Rush Limbaugh, Donald Trump & the Coarsening of American Politics

You can't overestimate Rush Limbaugh's influence on the Republican Party over the last 30 years. He helped to transform it from a Party of starched shirt, good government technocrats into the white Christian nationalist, antigovernment, QAnon infected mess it is today.
Those of you who have read my articles over the last few years might be surprised, but in the 1980s I served as a public official in central Pennsylvania, appointed by Republican office-holders. I also ran numerous Republican campaigns in the state. The GOP message in those days was fairly simple and consistent; we can provide important governmental services to the public more efficiently and economically. Republican candidates ran on platforms focused on honesty, expertise, and experience. Yes, there were bigots, misogynists, and homophobes in the Party but they generally kept their prejudices to themselves because it didn't have anything to do with winning elections and governing.
All that started to change in the late 1980s and Rush Limbaugh had quite a bit to do with it. Conservative Washington Post columnist Max Boot wrote an insightful piece this week discussing Rush's lasting influence on the GOP. And he is exactly right; there would be no Donald Trump without Limbaugh.
Boot, Washington Post: "Limbaugh was one of the most important political figures of the past 30 years — arguably the most important — because of how he transformed the conservative movement and the Republican Party for the worse."

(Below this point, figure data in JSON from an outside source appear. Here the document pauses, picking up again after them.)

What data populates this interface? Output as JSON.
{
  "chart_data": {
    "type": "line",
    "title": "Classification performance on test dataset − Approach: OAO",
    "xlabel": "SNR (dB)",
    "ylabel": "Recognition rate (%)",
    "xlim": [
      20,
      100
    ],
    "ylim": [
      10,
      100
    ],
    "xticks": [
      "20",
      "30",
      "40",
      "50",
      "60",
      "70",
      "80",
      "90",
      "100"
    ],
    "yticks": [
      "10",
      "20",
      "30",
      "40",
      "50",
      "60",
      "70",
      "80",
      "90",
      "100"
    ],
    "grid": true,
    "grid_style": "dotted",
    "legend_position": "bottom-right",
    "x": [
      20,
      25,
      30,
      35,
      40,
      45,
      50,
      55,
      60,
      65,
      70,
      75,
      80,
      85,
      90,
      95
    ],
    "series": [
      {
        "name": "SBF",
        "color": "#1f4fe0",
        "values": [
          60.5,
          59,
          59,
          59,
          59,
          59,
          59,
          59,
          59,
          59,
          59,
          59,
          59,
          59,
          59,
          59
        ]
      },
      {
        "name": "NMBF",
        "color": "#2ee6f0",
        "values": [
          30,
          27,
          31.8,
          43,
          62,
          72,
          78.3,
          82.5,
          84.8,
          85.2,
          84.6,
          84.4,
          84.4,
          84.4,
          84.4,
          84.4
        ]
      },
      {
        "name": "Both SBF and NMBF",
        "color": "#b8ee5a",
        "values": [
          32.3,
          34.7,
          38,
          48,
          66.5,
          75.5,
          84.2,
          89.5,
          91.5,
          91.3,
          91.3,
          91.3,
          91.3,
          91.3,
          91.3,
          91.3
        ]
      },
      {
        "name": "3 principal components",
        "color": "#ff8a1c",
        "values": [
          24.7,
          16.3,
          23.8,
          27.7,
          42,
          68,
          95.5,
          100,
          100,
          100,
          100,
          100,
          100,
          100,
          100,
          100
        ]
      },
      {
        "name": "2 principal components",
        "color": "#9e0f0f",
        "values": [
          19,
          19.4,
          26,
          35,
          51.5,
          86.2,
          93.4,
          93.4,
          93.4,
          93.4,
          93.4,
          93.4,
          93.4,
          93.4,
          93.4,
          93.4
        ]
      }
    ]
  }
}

Boot, like most commentators this week, combed through Rush's long list of controversies and conspiracy theories [Vince Foster, Obama's birth certificate, election fraud, etc.], but then gets to the central point about Limbaugh that ushered in the Trump era. Rush never felt the need to convince dittoheads with research or science or facts; those were the tools of pointy-headed academics and the cultural elite. Rush's audience wanted raw meat and returned each day to wallow in their disdain for liberal values and cultural norms.
Boot, Post: What really distinguished Limbaugh, and what made him such a success in radioland, was his gleeful hurling of insults and his mockery of liberals. “In the Limbaugh lexicon,” the New York Times noted, “advocates for the homeless were ‘compassion fascists,’ women who defended abortion rights were ‘feminazis,’ environmentalists were ‘tree-hugging wackos.’ ”
Donald Trump fully embraced Rush's style when he ran in 2016 and it carried over to his science-denying, fact-free presidency.
Boot, Post: "Like Limbaugh, Trump cannot make policy arguments (he couldn’t care less) or marshal facts (he doesn’t know many). But, also like Limbaugh, he is perfectly capable of ranting for hours about his resentments and entertaining listeners with insults against their shared objects of antipathy."
In the end, of course, facts and science catch up with even the most gifted con man, and Trump couldn't BS his way through the Covid crisis. But right up to his last day on the airwaves, Rush was singing Trump's praises, encouraging his acolyte to keep a tight fist on the GOP. Limbaugh understood that Trump is his legacy, his parting gift to America.